The Countryside CDP covers about 6.7 km2 and homes in Countryside have a 20165 (Potomac Falls or Sterling) ZIP code.

The majority of the homes in Countryside were built by Pulte Homes and are of the colonial architectural style. Most of the single-family homes have two stories and a basement. CountrySide Proprietary is the community's homeowners association.

==Demographics==

Historical population
| Census | Pop. | Note | %± |
| 2010 | 10,072 |  | — |
| 2020 | 10,418 |  | 3.4% |
U.S. Decennial Census 2010 2020

===2020 census===

As of the 2020 census, Countryside had a population of 10,418. The median age was 36.5 years. 24.7% of residents were under the age of 18 and 10.9% of residents were 65 years of age or older.

For every 100 females there were 95.5 males, and for every 100 females age 18 and over there were 93.1 males age 18 and over.

100.0% of residents lived in urban areas, while 0.0% lived in rural areas.

There were 3,594 households in Countryside, of which 39.6% had children under the age of 18 living in them. Of all households, 60.2% were married-couple households, 13.8% were households with a male householder and no spouse or partner present, and 20.4% were households with a female householder and no spouse or partner present. About 18.6% of all households were made up of individuals and 5.5% had someone living alone who was 65 years of age or older.

There were 3,711 housing units, of which 3.2% were vacant. The homeowner vacancy rate was 0.3% and the rental vacancy rate was 7.7%.

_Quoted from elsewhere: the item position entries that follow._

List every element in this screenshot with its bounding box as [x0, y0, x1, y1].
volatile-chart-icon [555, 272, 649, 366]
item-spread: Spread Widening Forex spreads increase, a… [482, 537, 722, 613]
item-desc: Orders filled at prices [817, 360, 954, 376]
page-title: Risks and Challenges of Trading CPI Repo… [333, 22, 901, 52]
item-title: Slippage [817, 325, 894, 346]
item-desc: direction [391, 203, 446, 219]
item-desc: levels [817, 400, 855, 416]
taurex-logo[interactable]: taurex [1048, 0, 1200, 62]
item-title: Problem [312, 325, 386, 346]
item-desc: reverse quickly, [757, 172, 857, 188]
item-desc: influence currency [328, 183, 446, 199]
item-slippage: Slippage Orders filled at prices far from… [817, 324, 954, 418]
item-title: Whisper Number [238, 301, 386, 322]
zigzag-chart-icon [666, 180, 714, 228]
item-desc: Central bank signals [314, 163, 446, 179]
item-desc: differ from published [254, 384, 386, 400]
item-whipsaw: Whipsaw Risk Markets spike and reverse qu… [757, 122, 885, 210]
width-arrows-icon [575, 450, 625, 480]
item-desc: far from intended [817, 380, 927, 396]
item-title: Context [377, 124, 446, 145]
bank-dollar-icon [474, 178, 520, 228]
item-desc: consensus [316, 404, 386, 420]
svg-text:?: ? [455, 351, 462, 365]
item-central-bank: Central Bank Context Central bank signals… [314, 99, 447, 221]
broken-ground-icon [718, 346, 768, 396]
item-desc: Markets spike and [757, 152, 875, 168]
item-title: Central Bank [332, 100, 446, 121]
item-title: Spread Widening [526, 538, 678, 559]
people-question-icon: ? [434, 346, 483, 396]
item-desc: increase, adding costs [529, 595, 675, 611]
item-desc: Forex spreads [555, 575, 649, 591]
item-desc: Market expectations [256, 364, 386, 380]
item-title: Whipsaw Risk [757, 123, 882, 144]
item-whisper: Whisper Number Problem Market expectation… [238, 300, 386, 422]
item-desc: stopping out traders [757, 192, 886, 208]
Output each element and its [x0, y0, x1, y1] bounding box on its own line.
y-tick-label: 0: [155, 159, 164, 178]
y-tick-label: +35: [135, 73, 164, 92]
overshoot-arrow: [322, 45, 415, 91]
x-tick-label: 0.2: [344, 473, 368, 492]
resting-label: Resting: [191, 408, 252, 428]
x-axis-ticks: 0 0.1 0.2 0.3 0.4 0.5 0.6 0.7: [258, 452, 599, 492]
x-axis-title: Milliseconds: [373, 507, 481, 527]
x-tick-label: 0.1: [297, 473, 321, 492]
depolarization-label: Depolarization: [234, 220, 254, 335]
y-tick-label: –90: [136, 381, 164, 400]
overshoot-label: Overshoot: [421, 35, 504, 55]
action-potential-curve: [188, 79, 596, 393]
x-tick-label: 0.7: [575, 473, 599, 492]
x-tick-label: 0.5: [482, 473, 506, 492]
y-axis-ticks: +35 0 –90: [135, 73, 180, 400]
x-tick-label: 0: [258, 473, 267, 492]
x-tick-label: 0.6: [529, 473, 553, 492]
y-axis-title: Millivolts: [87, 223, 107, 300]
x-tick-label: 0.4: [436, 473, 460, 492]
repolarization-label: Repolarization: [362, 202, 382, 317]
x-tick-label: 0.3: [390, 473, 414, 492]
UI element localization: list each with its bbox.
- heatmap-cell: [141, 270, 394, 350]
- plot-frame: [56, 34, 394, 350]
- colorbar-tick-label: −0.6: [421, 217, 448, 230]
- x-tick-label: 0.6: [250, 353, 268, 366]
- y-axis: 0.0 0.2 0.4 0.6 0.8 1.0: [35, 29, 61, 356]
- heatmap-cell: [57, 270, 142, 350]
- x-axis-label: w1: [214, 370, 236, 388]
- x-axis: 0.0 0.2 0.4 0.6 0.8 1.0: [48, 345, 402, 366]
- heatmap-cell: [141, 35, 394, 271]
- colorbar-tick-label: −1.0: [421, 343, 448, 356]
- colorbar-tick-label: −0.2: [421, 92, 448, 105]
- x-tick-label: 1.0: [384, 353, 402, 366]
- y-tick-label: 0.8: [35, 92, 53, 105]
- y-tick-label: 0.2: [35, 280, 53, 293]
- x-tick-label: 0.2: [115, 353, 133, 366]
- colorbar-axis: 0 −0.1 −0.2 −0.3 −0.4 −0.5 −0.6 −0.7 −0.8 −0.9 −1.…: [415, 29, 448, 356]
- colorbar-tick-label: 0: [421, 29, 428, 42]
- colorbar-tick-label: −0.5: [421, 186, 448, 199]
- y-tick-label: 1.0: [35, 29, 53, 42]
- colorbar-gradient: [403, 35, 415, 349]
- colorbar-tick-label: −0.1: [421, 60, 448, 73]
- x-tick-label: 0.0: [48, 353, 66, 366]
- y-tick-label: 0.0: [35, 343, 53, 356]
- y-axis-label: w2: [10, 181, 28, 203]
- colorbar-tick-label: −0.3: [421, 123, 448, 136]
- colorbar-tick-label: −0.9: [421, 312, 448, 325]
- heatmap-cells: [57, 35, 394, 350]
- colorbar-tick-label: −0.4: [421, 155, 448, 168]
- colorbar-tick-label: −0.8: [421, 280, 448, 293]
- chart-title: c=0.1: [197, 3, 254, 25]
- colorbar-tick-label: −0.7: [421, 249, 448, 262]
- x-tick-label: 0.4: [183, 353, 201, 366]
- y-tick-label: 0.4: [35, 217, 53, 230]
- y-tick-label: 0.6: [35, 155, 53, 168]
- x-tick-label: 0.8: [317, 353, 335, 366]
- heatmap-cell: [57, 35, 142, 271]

Racial composition as of the 2020 census
| Race | Number | Percent |
|---|---|---|
| White | 6,066 | 58.2% |
| Black or African American | 799 | 7.7% |
| American Indian and Alaska Native | 38 | 0.4% |
| Asian | 1,106 | 10.6% |
| Native Hawaiian and Other Pacific Islander | 3 | 0.0% |
| Some other race | 1,006 | 9.7% |
| Two or more races | 1,400 | 13.4% |
| Hispanic or Latino (of any race) | 2,082 | 20.0% |

===2010 census===

Countryside was first listed as a census designated place in the 2010 U.S. census.
==Recreation and natural features==
The community contains an extensive network of paved paths that wind through the wooded neighborhoods. It also contains three swimming pools. A network of smaller hiking trails branch off the main trail and are used for hiking, mountain biking, nature-watching and jogging. Some of the trails were developed by Eagle Scouts, others gradually by hikers; still others pre-date Countryside itself.

Horsepen Run drains the community, flowing north into the Potomac River. Countryside Lake is also accessible within the community for fishing and light water recreation at users' risk.

Several parks and recreational facilities are accessible to the northern border of the community, including Horsepen Run Countryside Nature Preserve, Algonkian Regional Park (which features Algonkian Golf Course), Potomac Lake Sportsplex, and Volcano Island Waterpark. The Algonkian Regional Park boat ramp provides access to the Potomac River for water sports. Several playgrounds are also accessible within the community.

==Schools==
Countryside students attend Countryside Elementary School, Algonkian Elementary School, Horizon Elementary School, River Bend Middle School, and Potomac Falls High School.